Radical Trinity. All Reality is Trinitarian: God-Man-World

 

“The experience of the radical Trinity is to know oneself enveloped in a cosmotheandric perichoresis” (The Fullness of Man).

“There is nothing but God, a God that, as absolute ‘I’, has an eternal ‘Thou’ that is equal to him and nonetheless not a second ‘I’ but always a ‘Thou’. This ‘Thou’ is the Son, is the total Christ who includes the heavens and the earth. All beings share what they are by being one with him, with the Son. All that exists, that is to say, all of reality, is nothing but God: Father, Son and Holy Spirit. All that exists is nothing but Brahman as sat, cit, and ânanda, as being consciousness, and beatitude. Sat as the very foundation of all that in one form or another constitutes ‘being’. Cit as the spiritual or intellectual bond that surrounds and penetrates all of reality. Ananda as perfect fullness that receives into itself and inspires everything that reaches out toward it” (The Unknown Christ of Hinduism).

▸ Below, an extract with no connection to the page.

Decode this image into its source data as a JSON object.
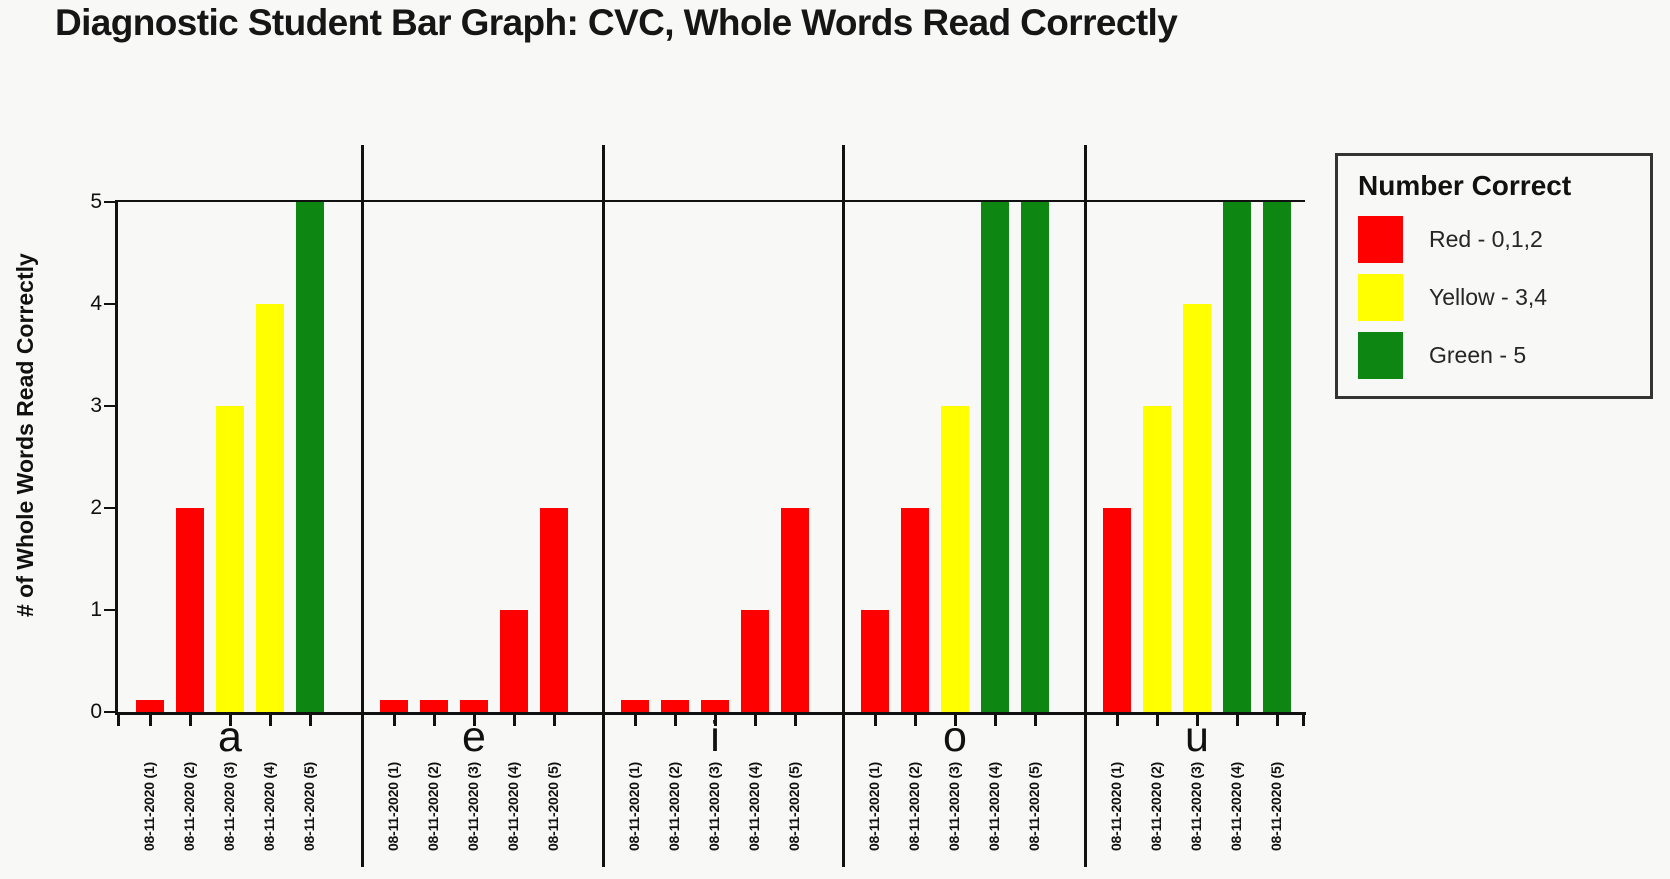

“The Trinity is not a monopoly of Christianity, nor of the Divinity. All of reality has a Trinitarian structure” (Blessed Simplicity).

“The Trinity is the culmination of a truth that penetrates all the domains of Being and consciousness … The Trinity is one of the most profound and most universal visions that Man can have of himself and of God, of Creation and of the Created” (The Trinity).

The concept of the radical Trinity is the cornerstone of the theology of Raimon Panikkar: a Trinity that is not only the Father-Son-Spirit of the Christian tradition, but also God-Man-World; all of Reality as Being-Consciousness-Beatitude (sat, cit, ananda in Hindu thought) which he expresses with his cosmotheandric intuition. The radical Trinity is all Reality in which the Divine, the Human, and the Cosmic are united. This Trinity represents the overcoming of both the temptation of monism (all is one, without distinction), and the temptation of dualism (God and the world are separated by the radical transcendence of God); Panikkar, therefore, resists monism, dualism, and pantheism.

The adjective in radical Trinity is indispensable, because for RP “the Trinity is not the prerogative of a God (Substance, Supreme Being), but rather the defining characteristic of the Real” (“Dios en las religiones”, Misión Abierta, Madrid, 5-6, 1985). It is all Reality that has a trinitarian structure in which everything is intimately related. It is not only God the Father-God the Son-God the Holy Spirit that are in constitutive relationship, but also God-Man-Cosmos, Heaven-Earth-Man (A Self-Critical Dialogue”). The radical Trinity would be a “complement” to the Christian trinitarian insight which RP has no desire to abandon. Father-Son-Spirit would correspond to what Christian theology calls immanent Trinity, divine interiority; God-Man-Cosmos would correspond to what that theology calls economic Trinity, the relationship of God with the world and with man (The Fullness of Man).

Radical Trinity means, therefore, that all Reality is trinitarian relationship. The trinitarian conception is not left to a divine reality situated outside the world in an insurmountable dualism, but rather embraces all existing reality, which comes to be a cosmotheandric reality.

“God, Man, and World are not one, nor two, nor three. There are not three things nor is there only one. There is a radical relativity, an unbreakable interconnection between the Source of what is, what Is, and its own Dynamism; Father, Son, and Holy Spirit; the Divine, the Human, and the Cosmic; Freedom, Consciousness, and Matter … Reality is trinitarian, not dualistic. We can approach it consciously only by denying duality (advaita) without falling into unity. (The experience of God).

It is not a matter of pantheism, since the distance between the I and Thou, the Father and the Son, and between these and the Holy Spirit is infinite … just as is the distance that exists between man and the cosmos. “Nothing is finite in the Trinity, in Reality” … Thus, for Christians this Trinity manifests itself in Jesus Christ: “The radical Trinity, as it manifests itself in Christ, presents us with the adualistic unity between the divine and the human” (La plentitud del hombre).

For R. Panikkar, the tripartite intuition of the Trinity is a “human invariant”, as the expression of a triadic vision of all reality: the divine, the human and the cosmic harmoniously interrelated as they are in the body-soul-spirit human being, and in the space-time-matter world.

The radical Trinity is the fruit of a theanthropocosmic or cosmotheandric experience. There are not three realities (God, Man, and World), but neither is there only one (be it God, or Man, or World), reality is cosmotheandric: “The integration of the trinitarian adventure of all Reality diminishes neither divine transcendence nor the difference between God and World, just as analogously, the trinitarian unity does not eliminate the difference among the divine persons” (The Trinity).